Güncelleme Tarihi:
BERLİN, Bremen, Aşağı Saksonya, Kuzey Ren Vestfalya (KRV) gibi eyaletlerde klan mensupları tarafından işlenen organize suç sayısında önemli ölçüde artış olduğuna dikkat çeken bazı Emniyet Müdürleri, çoğu olayda yakınlarının da parmağının olduğunu ileri sürdüler. Kendileri suça ortak olmasalar bile, işlenen veya işlenmesi düşünülen suçlarlardan haberdar olmamalarının mümkün olmadığını ileri sürerek, Bakan Faeser’in planına destek verdiklerini de belirtiler.

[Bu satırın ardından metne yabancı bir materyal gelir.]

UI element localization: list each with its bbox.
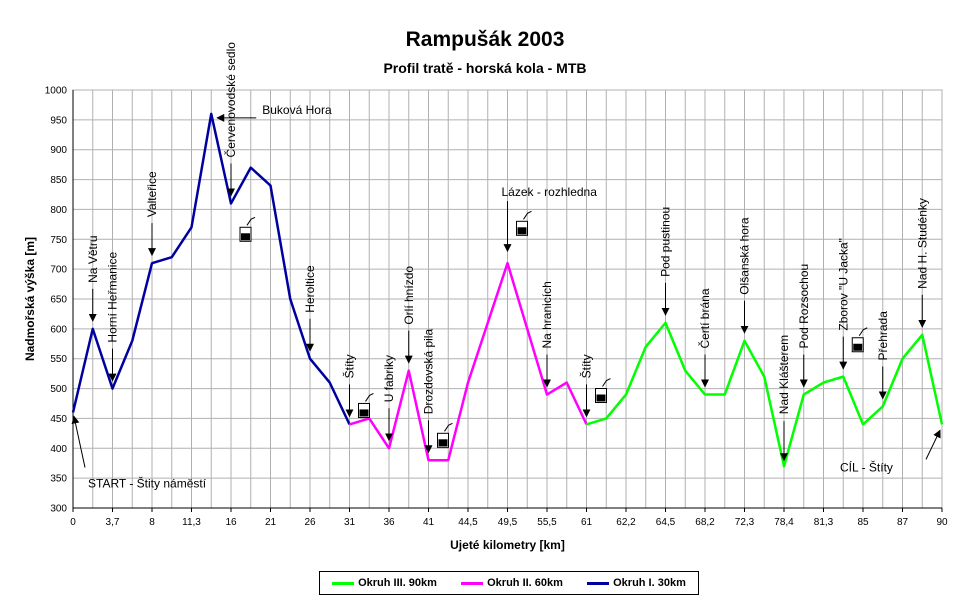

Federal Kriminal Dairesi (BKA) Başkanı Dirk Peglow da, Nancy Faeser’in planlarını ‘önemli bir temel’ olarak nitelendirdi. KRV’de aşiretler arasında yaşanan kavga ve tartışmaların hukuk devleti ilkeleri devre dışı bırakılarak aşiret reislerinin kendi aralarında hallettiklerini belirten Peglow, “Biz toplumda aşiretlerin kendi demokratik hukuk sistemimize paralel bir sistem oluşturmalarına izin vermemeliyiz” dedi. Ancak BKA Başkanı Peglow, sadece soyisimleri nedeniyle suç işlemeyen insanların sınır dışı edilmelerinin hukuk devleti ilkleriyle bağdaşmadığını da vurguladı. İlgili birimlerin soruşturup, suça ortak olduklarını belirledikleri ve cezaya çaptırılan aşiret mensuplarının sınır dışı edilmelerine kimsenin itirazı olamayacağını da söyledi.
YASALARA AYKIRI
Almanya’da hukuk uzmanları suç işlememiş aşiret mensuplarının da sınır dışı edilmelerinin hem Alman yasaları hem de uluslararası sözleşmelerle bağdaşmadığına dikkat çektiler. Sığınmacı ve ikamet avukatı Hubert Heinholdt, böyle bir uygulamanın Alman anayasasına aykırı olduğu gibi insan haklarıyla da bağdaşmayacağını vurguladı. Almanya’da hükümet ortağı Yeşillerli bazı politikacılar da “Hukuk devleti ilkeleriyle bağdaşmayan bir uygulamaya asla destek vermeyeceğiz” açıklamasında bulundular. Hükümetin büyük kanadı SPD’li iç politika uzmanı Sebastian Fiedler ise Bakan Faeser’in planlarına tam destek verdi. Fiedler, “Böyle bir uygulamanın tüm aşiretlerin canını acıtacağı ve onları dikkatli davranmaya yönlendireceği” görüşünü savundu.